Unusual vaginal odour will resolve without treatment most of the time. If, however, the smell and symptoms continue for a week or more and do not improve then a course of antibiotics would be the next course of action to treat an underlying infection and eliminate unwanted vaginal odour. It is usually in the form of a cream or pill depending on the infection. 

The doctor will prescribe the antibiotics relevant to the resulting laboratory tests.  Common antibiotics prescribed for infections in the vagina/cervix are:

  • Clindamycin (Cleocin®).
  • Metronidazole (Flagyl®).
  • Tinidazole (Tindamax®).

However some bacteria have built resistance to these antibiotics therefore it is very important to follow the guidelines given to you by your doctor who may have to prescribe an alternative antibacterial if the strain has become resistant and may warrant two or three trips to the doctor.

How you can prevent vaginal odour

It is important to practice healthy habits: regularly check your vulva for signs and symptoms of an infection, including smelly or thick white-greyish/yellow or thin discharge and practice safe sex.  (Be aware of sexually transmitted infections and their symptoms.  (Some are asymptomatic so regularly get tested if you have multiple partners.) 

  • Practice good hygiene habits: If you shower daily use mild or unscented soap with warm water to clean yourself. (Warm and wet environments encourage harmful bacteria to multiply.)
  • Wear breathable and light clothing: It is better to avoid clothes that are very tight. Try wearing cotton underwear that is recommended as it does not retain moisture and heat.
  • Avoid douching: Douching may unbalance your pH levels in the vagina and make you vulnerable to a number of infections. Douching might even force the bacteria deeper into your body and lead to severe infection: i.e. pelvic inflammatory disease or PID which can result in infertility.
  • Protecting your vagina during sexual intercourse: Ask your partner to wear a condom to lessen the risk of sexually transmitted infections or STIs and other infections like BV and unwanted pregnancies. (This might cause a slight disruption to your pH levels of your vagina but nothing too major). If you use a lubricant, choose unflavored/unscented ones to avoid vaginal irritation.
  • Drink plenty of water: You might experience a strong vaginal ammonia smell. This may indicate that you are not properly hydrated. Not drinking enough water leads to a concentrated and smelly brown/dark yellow urine with a resulting foul-smell and may be the cause of a vaginal/urine infection. Water helps to allow the smooth movement of waste products from the body and gets rid of unwanted Maintaining adequate hydration is important for your whole body.

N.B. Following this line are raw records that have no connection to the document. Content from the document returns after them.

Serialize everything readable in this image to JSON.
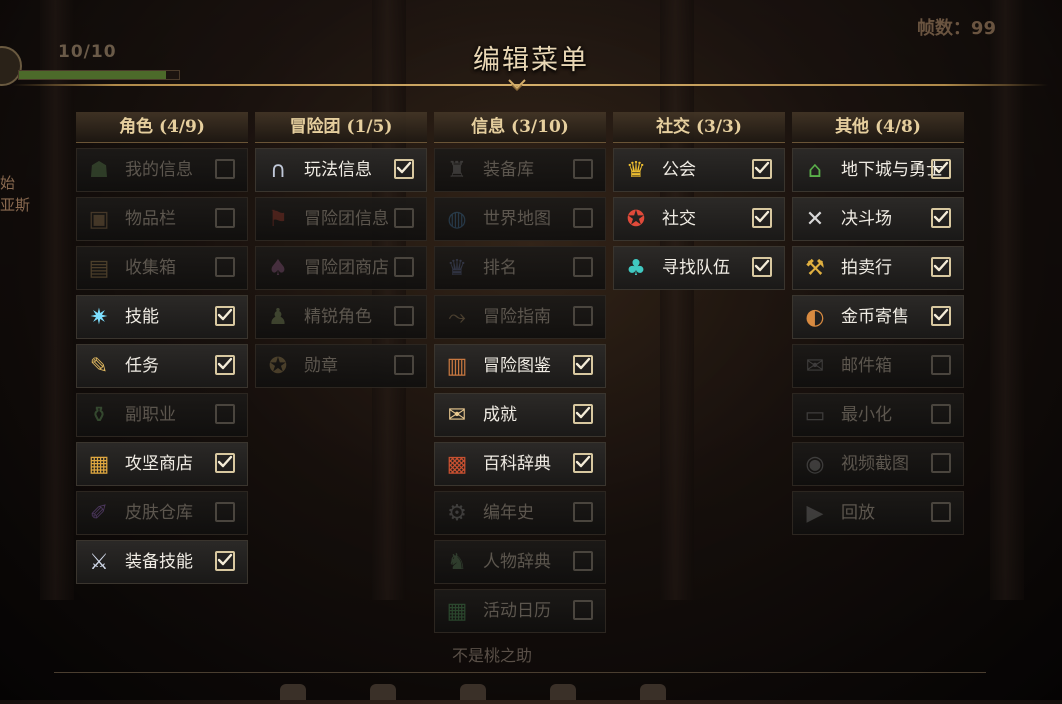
{
  "hud": {
    "level": "10/10",
    "fps": "帧数：99",
    "side_text": "始 亚斯",
    "bottom_text": "不是桃之助"
  },
  "title": "编辑菜单",
  "columns": [
    {
      "header": "角色 (4/9)",
      "items": [
        {
          "label": "我的信息",
          "checked": false,
          "icon": "person-icon"
        },
        {
          "label": "物品栏",
          "checked": false,
          "icon": "bag-icon"
        },
        {
          "label": "收集箱",
          "checked": false,
          "icon": "collection-box-icon"
        },
        {
          "label": "技能",
          "checked": true,
          "icon": "sparkle-icon"
        },
        {
          "label": "任务",
          "checked": true,
          "icon": "scroll-icon"
        },
        {
          "label": "副职业",
          "checked": false,
          "icon": "potion-icon"
        },
        {
          "label": "攻坚商店",
          "checked": true,
          "icon": "chest-icon"
        },
        {
          "label": "皮肤仓库",
          "checked": false,
          "icon": "brush-icon"
        },
        {
          "label": "装备技能",
          "checked": true,
          "icon": "sword-icon"
        }
      ]
    },
    {
      "header": "冒险团 (1/5)",
      "items": [
        {
          "label": "玩法信息",
          "checked": true,
          "icon": "arch-icon"
        },
        {
          "label": "冒险团信息",
          "checked": false,
          "icon": "banner-icon"
        },
        {
          "label": "冒险团商店",
          "checked": false,
          "icon": "shop-icon"
        },
        {
          "label": "精锐角色",
          "checked": false,
          "icon": "elite-icon"
        },
        {
          "label": "勋章",
          "checked": false,
          "icon": "medal-icon"
        }
      ]
    },
    {
      "header": "信息 (3/10)",
      "items": [
        {
          "label": "装备库",
          "checked": false,
          "icon": "armor-icon"
        },
        {
          "label": "世界地图",
          "checked": false,
          "icon": "globe-icon"
        },
        {
          "label": "排名",
          "checked": false,
          "icon": "ranking-icon"
        },
        {
          "label": "冒险指南",
          "checked": false,
          "icon": "route-icon"
        },
        {
          "label": "冒险图鉴",
          "checked": true,
          "icon": "book-icon"
        },
        {
          "label": "成就",
          "checked": true,
          "icon": "parchment-icon"
        },
        {
          "label": "百科辞典",
          "checked": true,
          "icon": "encyclopedia-icon"
        },
        {
          "label": "编年史",
          "checked": false,
          "icon": "gear-icon"
        },
        {
          "label": "人物辞典",
          "checked": false,
          "icon": "character-icon"
        },
        {
          "label": "活动日历",
          "checked": false,
          "icon": "calendar-icon"
        }
      ]
    },
    {
      "header": "社交 (3/3)",
      "items": [
        {
          "label": "公会",
          "checked": true,
          "icon": "guild-crest-icon"
        },
        {
          "label": "社交",
          "checked": true,
          "icon": "social-badge-icon"
        },
        {
          "label": "寻找队伍",
          "checked": true,
          "icon": "team-icon"
        }
      ]
    },
    {
      "header": "其他 (4/8)",
      "items": [
        {
          "label": "地下城与勇士",
          "checked": true,
          "icon": "house-icon"
        },
        {
          "label": "决斗场",
          "checked": true,
          "icon": "crossed-swords-icon"
        },
        {
          "label": "拍卖行",
          "checked": true,
          "icon": "gavel-icon"
        },
        {
          "label": "金币寄售",
          "checked": true,
          "icon": "coin-bag-icon"
        },
        {
          "label": "邮件箱",
          "checked": false,
          "icon": "mail-icon"
        },
        {
          "label": "最小化",
          "checked": false,
          "icon": "minimize-icon"
        },
        {
          "label": "视频截图",
          "checked": false,
          "icon": "camera-icon"
        },
        {
          "label": "回放",
          "checked": false,
          "icon": "replay-icon"
        }
      ]
    }
  ],
  "colors": {
    "accent_gold": "#d4ae6a",
    "header_text": "#e6cf9e",
    "enabled_text": "#f0ece4",
    "disabled_text": "#5c564e"
  }
}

How you can prevent vaginal odour

When to seek for help from your doctor for abnormal vaginal odour

If you are experiencing an extended unusual vaginal odour and/or discharge, itching and burning, you need to visit a doctor. Untreated vaginal infections can spread to the fallopian tubes and/or uterus. Vaginitis can also increase your risk of contracting an STI (sexually transmitted infection).

It is important to seek medical care if you are pregnant and have an unusual vaginal odour as you may have a vaginal infection.  Pregnant women with vaginitis are at greater risk of low birth weight, amniotic fluid infection, preterm birth and other complications.

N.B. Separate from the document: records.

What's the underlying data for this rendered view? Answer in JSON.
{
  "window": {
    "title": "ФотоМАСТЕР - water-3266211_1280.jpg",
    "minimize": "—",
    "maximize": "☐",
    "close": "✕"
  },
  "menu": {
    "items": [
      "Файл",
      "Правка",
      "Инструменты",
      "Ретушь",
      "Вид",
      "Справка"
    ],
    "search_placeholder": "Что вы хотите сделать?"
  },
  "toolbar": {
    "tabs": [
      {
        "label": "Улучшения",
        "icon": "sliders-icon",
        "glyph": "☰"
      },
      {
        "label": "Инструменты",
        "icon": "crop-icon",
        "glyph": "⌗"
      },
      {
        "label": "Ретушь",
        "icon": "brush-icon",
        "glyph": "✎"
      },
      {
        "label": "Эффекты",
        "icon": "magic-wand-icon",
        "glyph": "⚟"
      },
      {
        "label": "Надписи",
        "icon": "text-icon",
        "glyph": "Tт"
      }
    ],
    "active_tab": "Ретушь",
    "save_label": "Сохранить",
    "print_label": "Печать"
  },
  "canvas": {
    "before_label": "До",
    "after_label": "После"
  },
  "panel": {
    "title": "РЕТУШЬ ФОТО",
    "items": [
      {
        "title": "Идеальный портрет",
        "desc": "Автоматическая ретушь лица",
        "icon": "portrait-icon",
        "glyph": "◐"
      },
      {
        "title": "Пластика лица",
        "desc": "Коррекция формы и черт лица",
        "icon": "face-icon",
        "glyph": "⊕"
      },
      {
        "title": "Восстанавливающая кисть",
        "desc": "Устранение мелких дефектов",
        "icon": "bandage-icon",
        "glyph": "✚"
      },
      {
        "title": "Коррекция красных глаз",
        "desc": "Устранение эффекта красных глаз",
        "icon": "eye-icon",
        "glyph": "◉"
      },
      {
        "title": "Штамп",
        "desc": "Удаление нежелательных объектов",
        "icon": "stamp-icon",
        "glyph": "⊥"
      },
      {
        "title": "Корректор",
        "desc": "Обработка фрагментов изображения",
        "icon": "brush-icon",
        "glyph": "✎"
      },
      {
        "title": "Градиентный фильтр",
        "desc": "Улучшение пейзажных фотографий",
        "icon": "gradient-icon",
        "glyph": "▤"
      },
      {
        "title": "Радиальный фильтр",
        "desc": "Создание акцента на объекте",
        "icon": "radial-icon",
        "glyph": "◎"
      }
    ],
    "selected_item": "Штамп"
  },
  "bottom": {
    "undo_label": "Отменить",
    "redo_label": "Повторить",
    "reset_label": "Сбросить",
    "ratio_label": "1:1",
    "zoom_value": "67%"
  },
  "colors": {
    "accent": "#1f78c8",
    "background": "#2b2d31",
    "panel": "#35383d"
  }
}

How do I stop smelling down there?

Eliminating the smell starts by knowing the exact cause of the odour. This odour might be fleeting, a change in smell related to your menstrual cycle, stress levels, etc. In such cases, you need do nothing or undergo any treatment in others you may need treatment,

Certain changes in your lifestyle are related to maintaining the natural pH of your vagina. It might be somewhat tricky when the problem is related to poor hygiene.

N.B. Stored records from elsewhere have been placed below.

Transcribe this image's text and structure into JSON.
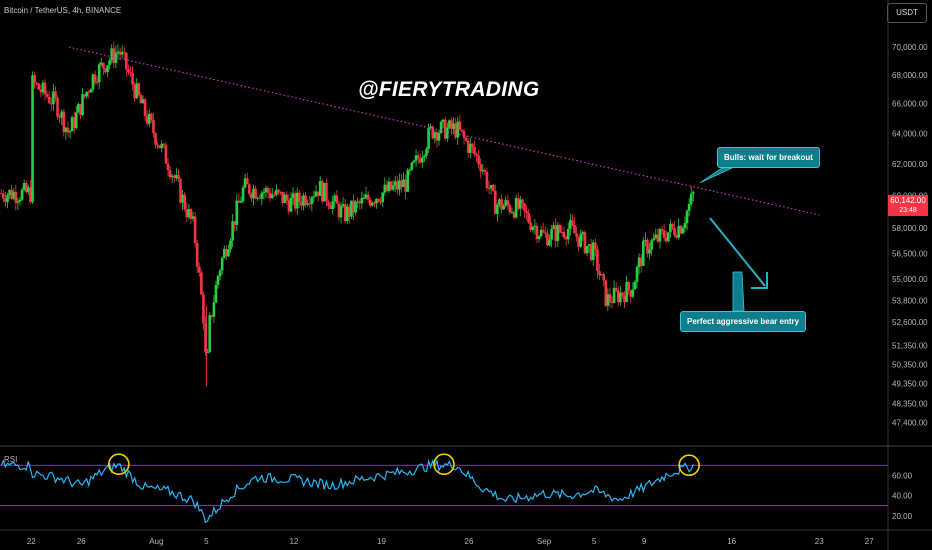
{
  "header": {
    "symbol": "Bitcoin / TetherUS, 4h, BINANCE",
    "currency": "USDT"
  },
  "watermark": "@FIERYTRADING",
  "current_price": {
    "value": "60,142.00",
    "countdown": "23:48"
  },
  "callouts": {
    "bulls": "Bulls: wait for breakout",
    "bear": "Perfect aggressive bear entry"
  },
  "colors": {
    "up": "#26d13d",
    "down": "#f23645",
    "rsi": "#29b6f6",
    "trendline": "#cc33cc",
    "rsi_band": "#cc33cc",
    "highlight": "#f0d000"
  },
  "chart_data": [
    {
      "type": "candlestick",
      "title": "Bitcoin / TetherUS, 4h, BINANCE",
      "y_ticks": [
        70000,
        68000,
        66000,
        64000,
        62000,
        60000,
        58000,
        56500,
        55000,
        53800,
        52600,
        51350,
        50350,
        49350,
        48350,
        47400
      ],
      "y_tick_labels": [
        "70,000.00",
        "68,000.00",
        "66,000.00",
        "64,000.00",
        "62,000.00",
        "60,000.00",
        "58,000.00",
        "56,500.00",
        "55,000.00",
        "53,800.00",
        "52,600.00",
        "51,350.00",
        "50,350.00",
        "49,350.00",
        "48,350.00",
        "47,400.00"
      ],
      "x_tick_labels": [
        "22",
        "26",
        "Aug",
        "5",
        "12",
        "19",
        "26",
        "Sep",
        "5",
        "9",
        "16",
        "23",
        "27"
      ],
      "scale": "log",
      "series": [
        {
          "name": "close",
          "points": [
            [
              "Jul 22",
              67500
            ],
            [
              "Jul 24",
              66000
            ],
            [
              "Jul 25",
              64000
            ],
            [
              "Jul 27",
              68000
            ],
            [
              "Jul 29",
              69800
            ],
            [
              "Jul 31",
              65500
            ],
            [
              "Aug 2",
              62000
            ],
            [
              "Aug 4",
              58000
            ],
            [
              "Aug 5",
              51500
            ],
            [
              "Aug 6",
              55500
            ],
            [
              "Aug 8",
              60500
            ],
            [
              "Aug 10",
              60200
            ],
            [
              "Aug 12",
              59500
            ],
            [
              "Aug 14",
              60500
            ],
            [
              "Aug 16",
              58800
            ],
            [
              "Aug 18",
              59800
            ],
            [
              "Aug 21",
              60800
            ],
            [
              "Aug 23",
              64200
            ],
            [
              "Aug 25",
              64300
            ],
            [
              "Aug 27",
              62000
            ],
            [
              "Aug 28",
              59500
            ],
            [
              "Aug 30",
              59200
            ],
            [
              "Sep 1",
              57500
            ],
            [
              "Sep 3",
              58000
            ],
            [
              "Sep 5",
              56500
            ],
            [
              "Sep 6",
              53800
            ],
            [
              "Sep 8",
              54500
            ],
            [
              "Sep 9",
              56800
            ],
            [
              "Sep 11",
              57800
            ],
            [
              "Sep 12",
              58200
            ],
            [
              "Sep 13",
              60142
            ]
          ]
        }
      ],
      "annotations": [
        {
          "type": "trendline",
          "from": [
            "Jul 25",
            70000
          ],
          "to": [
            "Sep 23",
            58800
          ],
          "style": "dotted"
        },
        {
          "type": "callout",
          "text": "Bulls: wait for breakout"
        },
        {
          "type": "callout",
          "text": "Perfect aggressive bear entry"
        }
      ]
    },
    {
      "type": "line",
      "title": "RSI",
      "y_ticks": [
        60,
        40,
        20
      ],
      "y_tick_labels": [
        "60.00",
        "40.00",
        "20.00"
      ],
      "bands": [
        70,
        30
      ],
      "series": [
        {
          "name": "RSI",
          "points": [
            [
              "Jul 22",
              62
            ],
            [
              "Jul 24",
              58
            ],
            [
              "Jul 26",
              50
            ],
            [
              "Jul 28",
              66
            ],
            [
              "Jul 29",
              70
            ],
            [
              "Jul 31",
              48
            ],
            [
              "Aug 2",
              44
            ],
            [
              "Aug 4",
              35
            ],
            [
              "Aug 5",
              16
            ],
            [
              "Aug 7",
              42
            ],
            [
              "Aug 9",
              58
            ],
            [
              "Aug 12",
              56
            ],
            [
              "Aug 15",
              50
            ],
            [
              "Aug 18",
              58
            ],
            [
              "Aug 21",
              64
            ],
            [
              "Aug 23",
              70
            ],
            [
              "Aug 25",
              70
            ],
            [
              "Aug 27",
              48
            ],
            [
              "Aug 29",
              35
            ],
            [
              "Sep 1",
              42
            ],
            [
              "Sep 3",
              40
            ],
            [
              "Sep 5",
              45
            ],
            [
              "Sep 7",
              36
            ],
            [
              "Sep 9",
              48
            ],
            [
              "Sep 11",
              62
            ],
            [
              "Sep 13",
              70
            ]
          ]
        }
      ],
      "highlighted_peaks": [
        "Jul 29",
        "Aug 24",
        "Sep 13"
      ]
    }
  ]
}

Many women are conscious that their vagina smells bad or worry if it has any scent. But healthy vaginas are meant to have a slight odour. Think of your vaginal scent as an indication that the vaginal flora is functioning as it should by keeping your vagina free from infection.

Unpleasant vaginal odour together with other symptoms may be an indication that  a visit to your doctor is warranted. Taking a course of antibiotics usually solves the issue and all it takes to eliminate the odour and return your vagina to its natural normal state so don’t be unduly worried.